What I have described here is how a tiny elite can control how a huge body thinks or votes. Similar things often happen in the world of politics, where a tiny elite can largely control who becomes the nominee of one of the two main parties. We did not see this in the 2016 US election, but did see it in the 2004 US election. Candidate Howard Dean (a man of good judgment, calm temperament and long experience as a governor of Vermont) had raised huge sums of money by January 2004. He finished only third in the Iowa caucuses, but had excellent prospects of winning the New Hampshire primary, which would have given him a large chance of becoming the Democratic nominee. But just after the Iowa caucuses, a tiny elite of journalists and pundits ruined his chances. In the days before the New Hampshire primary, the journalists and pundits focused incessantly on a mere cheer that Howard Dean had made at the end of one of his campaign speeches, trying to falsely portray the cheer as some demented scream. Because of this, Dean lost the New Hampshire primary, and his chance of winning the nomination was effectively over. A tiny elite clique at the top of an “election pyramid” had basically controlled who the Democratic Party would nominate for president. 

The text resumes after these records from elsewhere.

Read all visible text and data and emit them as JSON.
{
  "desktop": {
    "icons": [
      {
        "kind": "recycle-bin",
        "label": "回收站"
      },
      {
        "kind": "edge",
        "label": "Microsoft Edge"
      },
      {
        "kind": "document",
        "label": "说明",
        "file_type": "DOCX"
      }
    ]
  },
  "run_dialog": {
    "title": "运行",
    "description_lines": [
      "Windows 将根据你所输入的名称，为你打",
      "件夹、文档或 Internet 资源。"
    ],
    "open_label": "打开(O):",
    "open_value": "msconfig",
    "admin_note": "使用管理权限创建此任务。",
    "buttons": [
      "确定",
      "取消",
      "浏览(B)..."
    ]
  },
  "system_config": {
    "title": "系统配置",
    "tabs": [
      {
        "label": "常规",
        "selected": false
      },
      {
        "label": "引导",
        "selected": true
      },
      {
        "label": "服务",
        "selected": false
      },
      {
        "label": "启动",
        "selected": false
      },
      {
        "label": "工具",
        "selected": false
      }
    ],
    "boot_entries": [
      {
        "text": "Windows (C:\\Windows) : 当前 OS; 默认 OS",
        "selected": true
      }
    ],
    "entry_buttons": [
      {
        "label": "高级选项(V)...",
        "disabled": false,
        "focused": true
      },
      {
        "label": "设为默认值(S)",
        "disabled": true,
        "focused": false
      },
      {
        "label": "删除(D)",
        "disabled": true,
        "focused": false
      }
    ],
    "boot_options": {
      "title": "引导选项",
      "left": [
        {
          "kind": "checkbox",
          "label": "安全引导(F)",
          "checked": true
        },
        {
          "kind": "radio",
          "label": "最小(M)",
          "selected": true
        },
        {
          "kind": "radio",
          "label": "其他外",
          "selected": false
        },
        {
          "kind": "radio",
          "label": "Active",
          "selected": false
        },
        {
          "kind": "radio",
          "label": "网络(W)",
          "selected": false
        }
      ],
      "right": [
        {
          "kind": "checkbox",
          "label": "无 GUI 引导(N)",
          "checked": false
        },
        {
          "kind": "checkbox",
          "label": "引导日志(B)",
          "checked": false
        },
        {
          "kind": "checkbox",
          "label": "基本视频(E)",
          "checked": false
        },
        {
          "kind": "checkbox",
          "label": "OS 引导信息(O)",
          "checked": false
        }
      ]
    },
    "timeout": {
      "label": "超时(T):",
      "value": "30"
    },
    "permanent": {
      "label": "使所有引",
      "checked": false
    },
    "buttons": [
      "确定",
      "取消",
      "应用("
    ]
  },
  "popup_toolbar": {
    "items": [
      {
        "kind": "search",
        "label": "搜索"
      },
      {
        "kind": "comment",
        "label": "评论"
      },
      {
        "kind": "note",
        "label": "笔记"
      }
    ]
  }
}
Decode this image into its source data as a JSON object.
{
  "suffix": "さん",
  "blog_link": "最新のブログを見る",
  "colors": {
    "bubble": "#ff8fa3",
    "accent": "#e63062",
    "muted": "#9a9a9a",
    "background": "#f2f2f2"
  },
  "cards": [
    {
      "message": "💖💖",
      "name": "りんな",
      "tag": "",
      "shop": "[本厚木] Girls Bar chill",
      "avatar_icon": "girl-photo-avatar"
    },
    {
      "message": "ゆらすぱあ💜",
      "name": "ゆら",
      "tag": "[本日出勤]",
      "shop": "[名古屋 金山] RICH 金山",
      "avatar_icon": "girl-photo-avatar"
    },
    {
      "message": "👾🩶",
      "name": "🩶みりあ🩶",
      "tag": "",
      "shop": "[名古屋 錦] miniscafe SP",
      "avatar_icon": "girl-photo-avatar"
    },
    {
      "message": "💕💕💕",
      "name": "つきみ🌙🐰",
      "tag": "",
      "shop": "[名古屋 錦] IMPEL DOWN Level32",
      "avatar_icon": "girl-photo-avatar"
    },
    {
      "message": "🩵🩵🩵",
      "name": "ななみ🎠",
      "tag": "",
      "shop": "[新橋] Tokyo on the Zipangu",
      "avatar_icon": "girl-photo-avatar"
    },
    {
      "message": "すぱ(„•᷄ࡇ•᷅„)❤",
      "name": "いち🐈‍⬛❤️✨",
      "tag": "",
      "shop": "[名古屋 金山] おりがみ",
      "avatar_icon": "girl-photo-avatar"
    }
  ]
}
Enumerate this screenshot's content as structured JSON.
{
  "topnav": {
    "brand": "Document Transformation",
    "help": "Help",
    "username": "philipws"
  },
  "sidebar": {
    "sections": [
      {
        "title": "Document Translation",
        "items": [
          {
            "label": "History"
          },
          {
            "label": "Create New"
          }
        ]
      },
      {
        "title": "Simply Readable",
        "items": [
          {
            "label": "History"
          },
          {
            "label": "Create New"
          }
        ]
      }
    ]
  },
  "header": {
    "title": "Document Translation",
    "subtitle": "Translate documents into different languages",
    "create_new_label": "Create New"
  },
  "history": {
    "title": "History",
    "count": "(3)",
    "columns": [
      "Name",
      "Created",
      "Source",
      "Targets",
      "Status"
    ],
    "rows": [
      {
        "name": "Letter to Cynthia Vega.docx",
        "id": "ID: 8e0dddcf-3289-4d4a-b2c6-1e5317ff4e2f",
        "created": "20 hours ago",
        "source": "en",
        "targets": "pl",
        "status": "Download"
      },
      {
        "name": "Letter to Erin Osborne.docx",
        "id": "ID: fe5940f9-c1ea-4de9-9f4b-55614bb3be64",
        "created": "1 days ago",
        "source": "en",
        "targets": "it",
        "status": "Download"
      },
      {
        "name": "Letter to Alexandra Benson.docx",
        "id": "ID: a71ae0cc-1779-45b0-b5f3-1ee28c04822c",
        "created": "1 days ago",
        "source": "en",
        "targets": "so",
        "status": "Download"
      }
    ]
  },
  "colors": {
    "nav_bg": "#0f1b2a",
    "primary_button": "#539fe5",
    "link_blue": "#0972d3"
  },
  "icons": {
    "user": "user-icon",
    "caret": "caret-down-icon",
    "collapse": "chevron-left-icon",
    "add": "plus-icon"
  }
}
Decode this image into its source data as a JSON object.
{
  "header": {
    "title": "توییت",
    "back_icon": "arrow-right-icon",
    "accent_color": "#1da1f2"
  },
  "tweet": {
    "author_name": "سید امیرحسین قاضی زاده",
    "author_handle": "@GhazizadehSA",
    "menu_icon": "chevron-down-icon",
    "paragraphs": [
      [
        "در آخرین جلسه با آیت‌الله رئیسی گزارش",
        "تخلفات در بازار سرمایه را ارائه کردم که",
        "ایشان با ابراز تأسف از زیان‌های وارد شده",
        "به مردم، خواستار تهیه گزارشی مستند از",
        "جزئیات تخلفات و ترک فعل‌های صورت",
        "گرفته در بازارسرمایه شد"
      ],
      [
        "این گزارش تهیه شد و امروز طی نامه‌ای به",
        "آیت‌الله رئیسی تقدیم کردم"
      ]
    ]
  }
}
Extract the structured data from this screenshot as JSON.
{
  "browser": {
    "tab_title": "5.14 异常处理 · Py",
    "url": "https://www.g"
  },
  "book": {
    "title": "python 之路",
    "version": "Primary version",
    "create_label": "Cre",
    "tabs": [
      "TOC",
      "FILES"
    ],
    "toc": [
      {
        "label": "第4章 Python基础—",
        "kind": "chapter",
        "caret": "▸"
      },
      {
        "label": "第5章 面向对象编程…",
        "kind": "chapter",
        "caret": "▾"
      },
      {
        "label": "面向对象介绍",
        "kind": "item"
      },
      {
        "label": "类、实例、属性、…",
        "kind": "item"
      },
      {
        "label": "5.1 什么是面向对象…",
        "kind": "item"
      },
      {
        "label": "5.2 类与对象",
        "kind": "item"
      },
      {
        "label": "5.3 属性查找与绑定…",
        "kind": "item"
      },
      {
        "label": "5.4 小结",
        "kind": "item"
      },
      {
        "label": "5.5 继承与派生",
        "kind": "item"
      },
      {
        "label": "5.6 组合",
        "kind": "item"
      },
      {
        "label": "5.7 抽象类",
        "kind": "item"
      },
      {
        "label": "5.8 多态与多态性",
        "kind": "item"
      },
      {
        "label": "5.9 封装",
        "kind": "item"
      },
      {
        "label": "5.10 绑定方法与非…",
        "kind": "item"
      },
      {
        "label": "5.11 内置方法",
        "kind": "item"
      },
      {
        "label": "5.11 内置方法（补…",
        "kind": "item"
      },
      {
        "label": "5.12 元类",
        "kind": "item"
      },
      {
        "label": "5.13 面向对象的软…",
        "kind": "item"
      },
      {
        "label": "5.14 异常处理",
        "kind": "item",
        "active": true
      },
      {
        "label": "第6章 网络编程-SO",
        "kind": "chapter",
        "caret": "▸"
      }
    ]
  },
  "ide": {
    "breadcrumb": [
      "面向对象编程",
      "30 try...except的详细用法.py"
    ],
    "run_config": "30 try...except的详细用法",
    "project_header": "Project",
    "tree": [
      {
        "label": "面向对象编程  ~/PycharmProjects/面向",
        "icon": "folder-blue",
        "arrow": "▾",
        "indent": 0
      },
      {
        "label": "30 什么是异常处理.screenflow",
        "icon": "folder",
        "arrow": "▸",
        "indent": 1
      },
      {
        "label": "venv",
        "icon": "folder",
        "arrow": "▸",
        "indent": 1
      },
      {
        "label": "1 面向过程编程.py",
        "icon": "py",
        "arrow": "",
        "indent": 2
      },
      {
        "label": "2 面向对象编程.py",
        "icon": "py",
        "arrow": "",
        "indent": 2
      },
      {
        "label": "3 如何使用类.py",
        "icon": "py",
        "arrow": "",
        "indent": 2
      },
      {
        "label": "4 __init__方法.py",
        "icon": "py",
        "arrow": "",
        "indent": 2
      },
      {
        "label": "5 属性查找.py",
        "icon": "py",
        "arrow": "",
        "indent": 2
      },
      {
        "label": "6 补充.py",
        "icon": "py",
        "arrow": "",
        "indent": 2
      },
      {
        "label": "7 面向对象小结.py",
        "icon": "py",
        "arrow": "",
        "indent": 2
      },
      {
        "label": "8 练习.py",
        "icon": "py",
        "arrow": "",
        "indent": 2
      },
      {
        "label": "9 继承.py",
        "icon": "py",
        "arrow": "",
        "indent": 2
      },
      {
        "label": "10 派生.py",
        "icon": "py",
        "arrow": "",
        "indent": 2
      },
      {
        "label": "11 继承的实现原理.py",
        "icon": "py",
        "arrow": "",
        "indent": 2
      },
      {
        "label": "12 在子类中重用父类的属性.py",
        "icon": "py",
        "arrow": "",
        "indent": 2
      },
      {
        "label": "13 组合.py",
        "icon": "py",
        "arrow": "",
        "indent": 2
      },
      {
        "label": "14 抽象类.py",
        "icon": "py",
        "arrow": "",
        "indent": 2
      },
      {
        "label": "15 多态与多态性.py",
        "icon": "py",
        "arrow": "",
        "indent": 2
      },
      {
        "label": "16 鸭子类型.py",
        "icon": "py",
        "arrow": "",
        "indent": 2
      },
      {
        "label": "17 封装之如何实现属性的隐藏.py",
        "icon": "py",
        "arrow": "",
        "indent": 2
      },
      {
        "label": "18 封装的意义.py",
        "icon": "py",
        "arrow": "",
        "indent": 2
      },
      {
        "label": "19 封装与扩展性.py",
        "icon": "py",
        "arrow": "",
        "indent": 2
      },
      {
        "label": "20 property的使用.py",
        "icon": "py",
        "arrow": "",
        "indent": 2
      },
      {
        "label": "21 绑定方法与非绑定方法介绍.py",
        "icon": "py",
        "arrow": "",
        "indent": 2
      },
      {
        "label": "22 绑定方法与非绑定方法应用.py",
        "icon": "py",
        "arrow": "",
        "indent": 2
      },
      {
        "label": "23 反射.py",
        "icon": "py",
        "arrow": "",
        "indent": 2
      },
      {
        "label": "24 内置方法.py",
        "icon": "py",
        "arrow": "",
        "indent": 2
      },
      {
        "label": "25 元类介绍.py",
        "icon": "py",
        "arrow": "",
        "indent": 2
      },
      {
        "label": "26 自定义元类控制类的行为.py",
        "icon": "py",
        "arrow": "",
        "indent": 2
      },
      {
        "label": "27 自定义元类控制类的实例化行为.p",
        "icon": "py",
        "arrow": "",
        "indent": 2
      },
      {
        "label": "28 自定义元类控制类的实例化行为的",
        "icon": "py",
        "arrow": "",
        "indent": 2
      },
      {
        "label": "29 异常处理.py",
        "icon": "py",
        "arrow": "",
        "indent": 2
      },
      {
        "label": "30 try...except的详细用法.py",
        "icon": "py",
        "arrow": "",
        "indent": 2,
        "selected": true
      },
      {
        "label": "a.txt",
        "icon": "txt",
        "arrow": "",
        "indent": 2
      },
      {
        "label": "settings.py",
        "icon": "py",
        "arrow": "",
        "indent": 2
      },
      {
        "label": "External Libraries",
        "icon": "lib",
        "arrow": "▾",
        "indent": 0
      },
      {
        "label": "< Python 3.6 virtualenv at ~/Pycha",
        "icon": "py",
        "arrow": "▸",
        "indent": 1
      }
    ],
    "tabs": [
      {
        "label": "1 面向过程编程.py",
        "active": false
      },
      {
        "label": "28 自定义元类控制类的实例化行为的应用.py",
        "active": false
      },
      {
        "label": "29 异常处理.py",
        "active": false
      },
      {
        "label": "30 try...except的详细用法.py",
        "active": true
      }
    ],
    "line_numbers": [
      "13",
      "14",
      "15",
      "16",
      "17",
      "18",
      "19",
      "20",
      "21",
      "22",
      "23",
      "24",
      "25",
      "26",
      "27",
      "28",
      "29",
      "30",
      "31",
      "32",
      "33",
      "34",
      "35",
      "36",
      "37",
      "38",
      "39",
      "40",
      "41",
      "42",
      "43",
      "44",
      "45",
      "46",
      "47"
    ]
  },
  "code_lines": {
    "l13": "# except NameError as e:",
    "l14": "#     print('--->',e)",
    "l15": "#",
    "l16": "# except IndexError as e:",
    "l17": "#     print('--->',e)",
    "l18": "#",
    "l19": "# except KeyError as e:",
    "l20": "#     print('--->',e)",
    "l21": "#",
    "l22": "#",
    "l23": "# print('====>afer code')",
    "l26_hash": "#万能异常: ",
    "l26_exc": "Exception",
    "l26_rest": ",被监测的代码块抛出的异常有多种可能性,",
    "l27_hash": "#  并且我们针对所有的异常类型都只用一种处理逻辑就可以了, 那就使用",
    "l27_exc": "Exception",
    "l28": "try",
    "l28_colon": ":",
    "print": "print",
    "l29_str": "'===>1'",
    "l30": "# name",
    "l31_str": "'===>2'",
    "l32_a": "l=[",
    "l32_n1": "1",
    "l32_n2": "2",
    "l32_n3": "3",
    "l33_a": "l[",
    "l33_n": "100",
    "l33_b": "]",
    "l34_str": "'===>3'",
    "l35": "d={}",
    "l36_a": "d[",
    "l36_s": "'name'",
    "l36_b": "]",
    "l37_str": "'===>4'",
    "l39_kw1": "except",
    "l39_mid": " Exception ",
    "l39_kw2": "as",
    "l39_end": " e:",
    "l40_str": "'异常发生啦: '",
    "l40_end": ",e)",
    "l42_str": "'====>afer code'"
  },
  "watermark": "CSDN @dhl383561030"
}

You could create an "election pyramid" graph similar to the pyramid graph above. At the very top would be a small elite clique of reporters, pundits, columnists and TV personalities. Just below them in the pyramid would be a small number of voters participating in the Iowa caucuses and the New Hampshire primary.  Everything else that happens politically every four years in the US usually follows (but does not always follow) from what is dictated by these small groups at the top of the pyramid. 

In regard to claims of a scientific consensus, we should remember that most major claims that a scientific consensus exists are not well founded, in the sense that we do not actually know whether a majority of scientists privately hold the opinion that is claimed as a consensus. The only way to reliably determine whether a scientific consensus exists on a topic is to hold a secret ballot voting procedure among all the scientists in a field, one in which there is a zero risk for a scientist to support any opinion he may privately hold.  Such secret ballot voting procedures are virtually never held. When scientists are polled, the arrangement of polling questions is often poor,  with too narrow a range of choices, and without "no opinion" or "I don't know" as one of the possible answers. 

Since the private opinions of scientists may differ from some alleged scientific consensus, and since there are all kinds of sociological, ideological and political reasons why a scientific consensus may form for reasons having little to do with scientific evidence,  an appeal to a scientific consensus has little argumentative force. It's much better to appeal to facts and logic rather than alleged opinion majorities.